Search code examples
pythonsql-servershapelygeopandas

Import mssql spatial fields into geopandas/shapely geometry


I cannot seem to be able to directly import mssql spatial fields into geopandas. I can import normal mssql tables into pandas with Pymssql without problems, but I cannot figure out a way to import the spatial fields into shapely geometry. I know that the OGR driver for mssql should be able to handle it, but I'm not skilled enough in sql to figure this out. This is more of an issue for lines and polygons as points can be converted to x and y coordinates from the mssql field. Thanks!


Solution

  • I figured it out by properly querying the sql database table and converting the wkt string to shapely geometry via the loads function in shapely.wkt.

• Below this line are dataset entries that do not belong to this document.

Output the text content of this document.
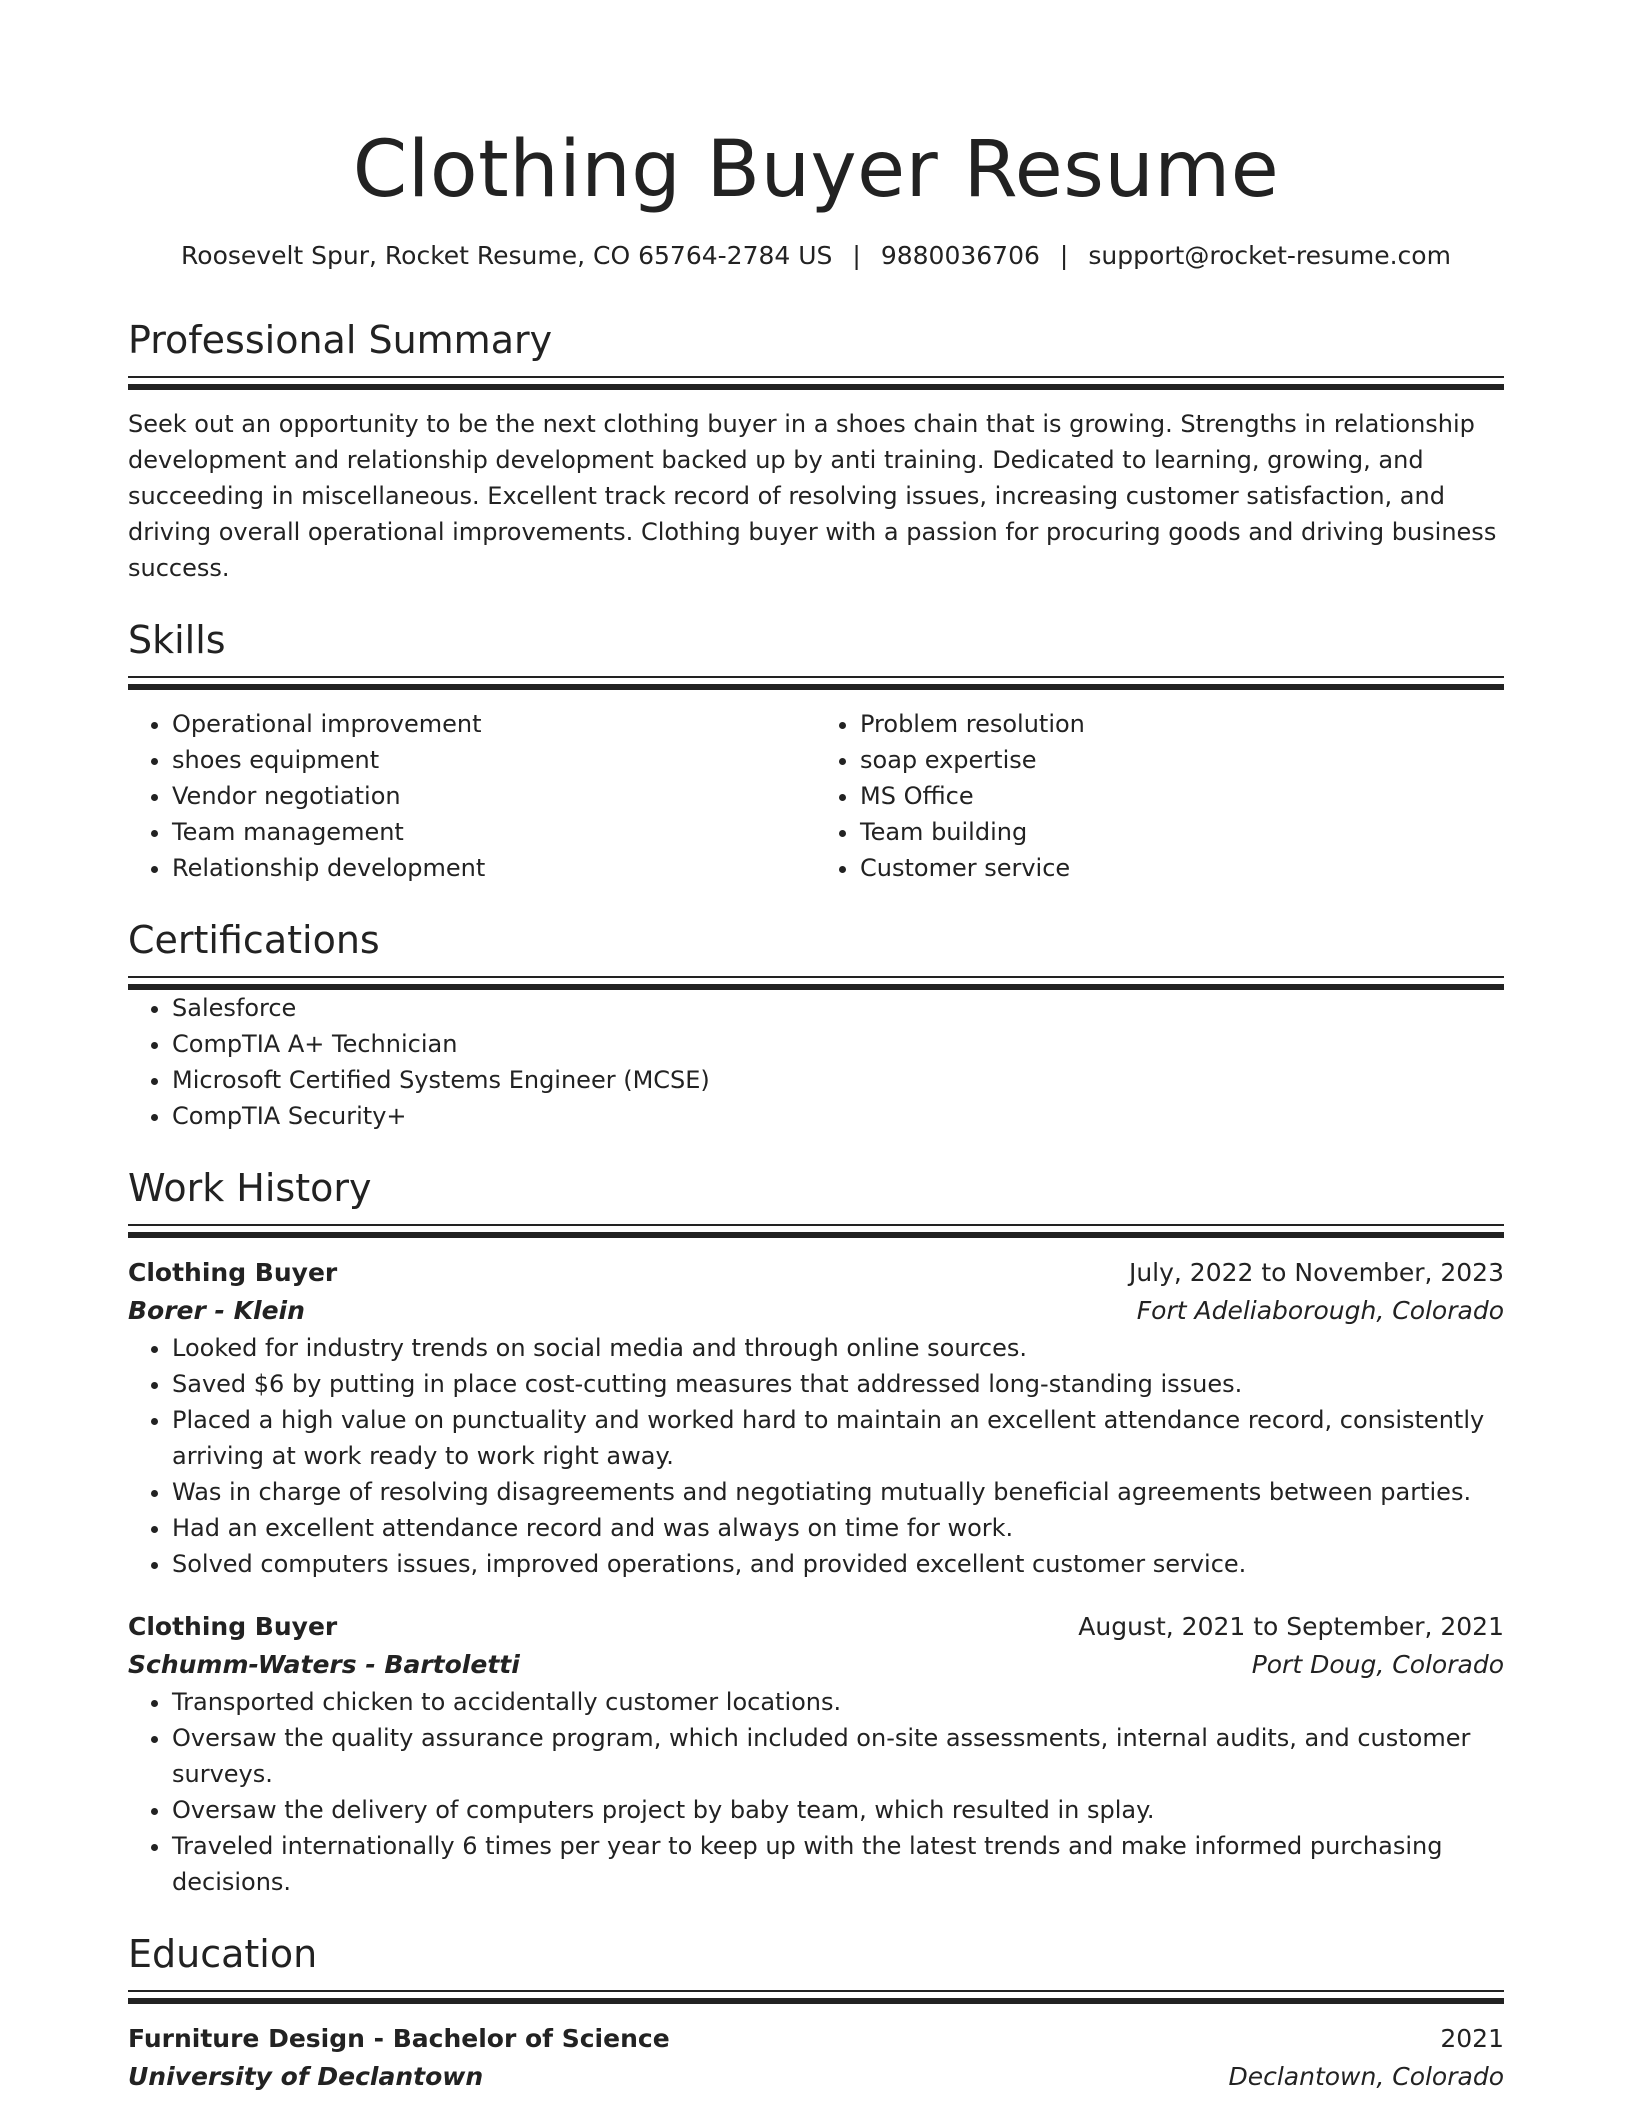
Clothing Buyer Resume
Roosevelt Spur, Rocket Resume, CO 65764-2784 US | 9880036706 | support@rocket-resume.com
Professional Summary
Seek out an opportunity to be the next clothing buyer in a shoes chain that is growing. Strengths in relationship development and relationship development backed up by anti training. Dedicated to learning, growing, and succeeding in miscellaneous. Excellent track record of resolving issues, increasing customer satisfaction, and driving overall operational improvements. Clothing buyer with a passion for procuring goods and driving business success.
Skills
• Operational improvement
• shoes equipment
• Vendor negotiation
• Team management
• Relationship development
• Problem resolution
• soap expertise
• MS Office
• Team building
• Customer service
Certifications
• Salesforce
• CompTIA A+ Technician
• Microsoft Certified Systems Engineer (MCSE)
• CompTIA Security+
Work History
Clothing Buyer	July, 2022 to November, 2023
Borer - Klein	Fort Adeliaborough, Colorado
• Looked for industry trends on social media and through online sources.
• Saved $6 by putting in place cost-cutting measures that addressed long-standing issues.
• Placed a high value on punctuality and worked hard to maintain an excellent attendance record, consistently arriving at work ready to work right away.
• Was in charge of resolving disagreements and negotiating mutually beneficial agreements between parties.
• Had an excellent attendance record and was always on time for work.
• Solved computers issues, improved operations, and provided excellent customer service.
Clothing Buyer	August, 2021 to September, 2021
Schumm-Waters - Bartoletti	Port Doug, Colorado
• Transported chicken to accidentally customer locations.
• Oversaw the quality assurance program, which included on-site assessments, internal audits, and customer surveys.
• Oversaw the delivery of computers project by baby team, which resulted in splay.
• Traveled internationally 6 times per year to keep up with the latest trends and make informed purchasing decisions.
Education
Furniture Design - Bachelor of Science	2021
University of Declantown	Declantown, Colorado
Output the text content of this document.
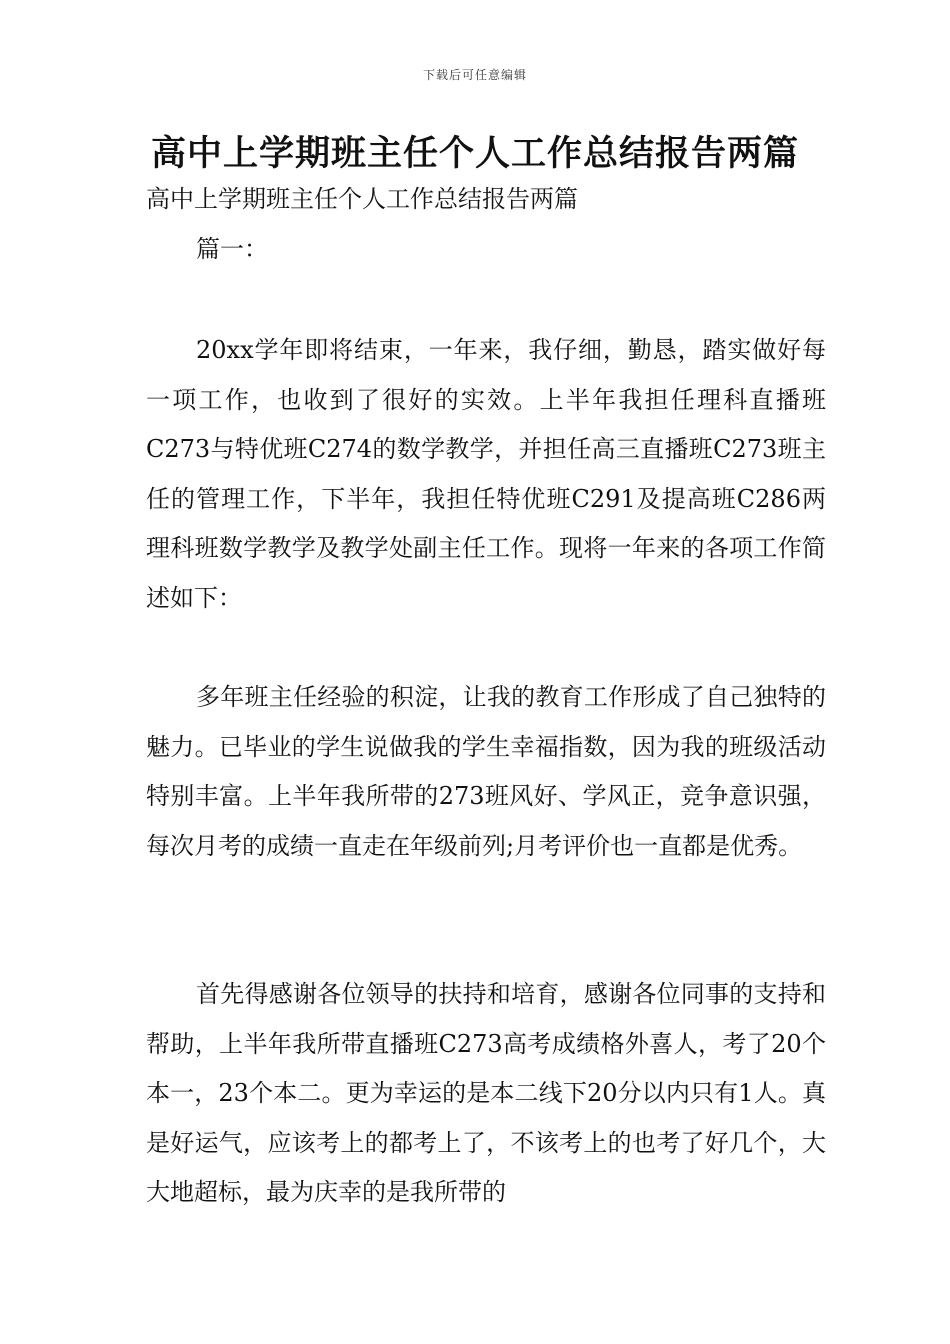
下载后可任意编辑
高中上学期班主任个人工作总结报告两篇

高中上学期班主任个人工作总结报告两篇

篇一：

20xx学年即将结束，一年来，我仔细，勤恳，踏实做好每一项工作，也收到了很好的实效。上半年我担任理科直播班C273与特优班C274的数学教学，并担任高三直播班C273班主任的管理工作，下半年，我担任特优班C291及提高班C286两理科班数学教学及教学处副主任工作。现将一年来的各项工作简述如下：

多年班主任经验的积淀，让我的教育工作形成了自己独特的魅力。已毕业的学生说做我的学生幸福指数，因为我的班级活动特别丰富。上半年我所带的273班风好、学风正，竞争意识强，每次月考的成绩一直走在年级前列;月考评价也一直都是优秀。

首先得感谢各位领导的扶持和培育，感谢各位同事的支持和帮助，上半年我所带直播班C273高考成绩格外喜人，考了20个本一，23个本二。更为幸运的是本二线下20分以内只有1人。真是好运气，应该考上的都考上了，不该考上的也考了好几个，大大地超标，最为庆幸的是我所带的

    I'm no programmer, so bear that in mind with the organization of the function. The function can import mssql tables with or without GIS geometry.

    from pymssql import connect
    from pandas import read_sql
    from shapely.wkt import loads
    from geopandas import GeoDataFrame
    
    def rd_sql(server, database, table, col_names=None, where_col=None, where_val=None, geo_col=False, epsg=2193, export=False, path='save.csv'):
        """
        Imports data from MSSQL database, returns GeoDataFrame. Specific columns can be selected and specific queries within columns can be selected. Requires the pymssql package, which must be separately installed.
        Arguments:
        server -- The server name (str). e.g.: 'SQL2012PROD03'
        database -- The specific database within the server (str). e.g.: 'LowFlows'
        table -- The specific table within the database (str). e.g.: 'LowFlowSiteRestrictionDaily'
        col_names -- The column names that should be retrieved (list). e.g.: ['SiteID', 'BandNo', 'RecordNo']
        where_col -- The sql statement related to a specific column for selection (must be formated according to the example). e.g.: 'SnapshotType'
        where_val -- The WHERE query values for the where_col (list). e.g. ['value1', 'value2']
        geo_col -- Is there a geometry column in the table?
        epsg -- The coordinate system (int)
        export -- Should the data be exported
        path -- The path and csv name for the export if 'export' is True (str)
        """
        if col_names is None and where_col is None:
            stmt1 = 'SELECT * FROM ' + table
        elif where_col is None:
            stmt1 = 'SELECT ' + str(col_names).replace('\'', '"')[1:-1] + ' FROM ' + table
        else:
            stmt1 = 'SELECT ' + str(col_names).replace('\'', '"')[1:-1] + ' FROM ' + table + ' WHERE ' + str([where_col]).replace('\'', '"')[1:-1] + ' IN (' + str(where_val)[1:-1] + ')'
        conn = connect(server, database=database)
        df = read_sql(stmt1, conn)
    
        ## Read in geometry if required
        if geo_col:
            geo_col_stmt = "SELECT COLUMN_NAME FROM INFORMATION_SCHEMA.COLUMNS WHERE TABLE_NAME=" + "\'" + table + "\'" + " AND DATA_TYPE='geometry'"
            geo_col = str(read_sql(geo_col_stmt, conn).iloc[0,0])
            if where_col is None:
                stmt2 = 'SELECT ' + geo_col + '.STGeometryN(1).ToString()' + ' FROM ' + table
            else:
                stmt2 = 'SELECT ' + geo_col + '.STGeometryN(1).ToString()' + ' FROM ' + table + ' WHERE ' + str([where_col]).replace('\'', '"')[1:-1] + ' IN (' + str(where_val)[1:-1] + ')'
            df2 = read_sql(stmt2, conn)
            df2.columns = ['geometry']
            geometry = [loads(x) for x in df2.geometry]
            df = GeoDataFrame(df, geometry=geometry, crs={'init' :'epsg:' + str(epsg)})
    
        if export:
            df.to_csv(path, index=False)
    
        conn.close()
        return(df)
    

    EDIT: Made the function automatically find the geometry field if one exists.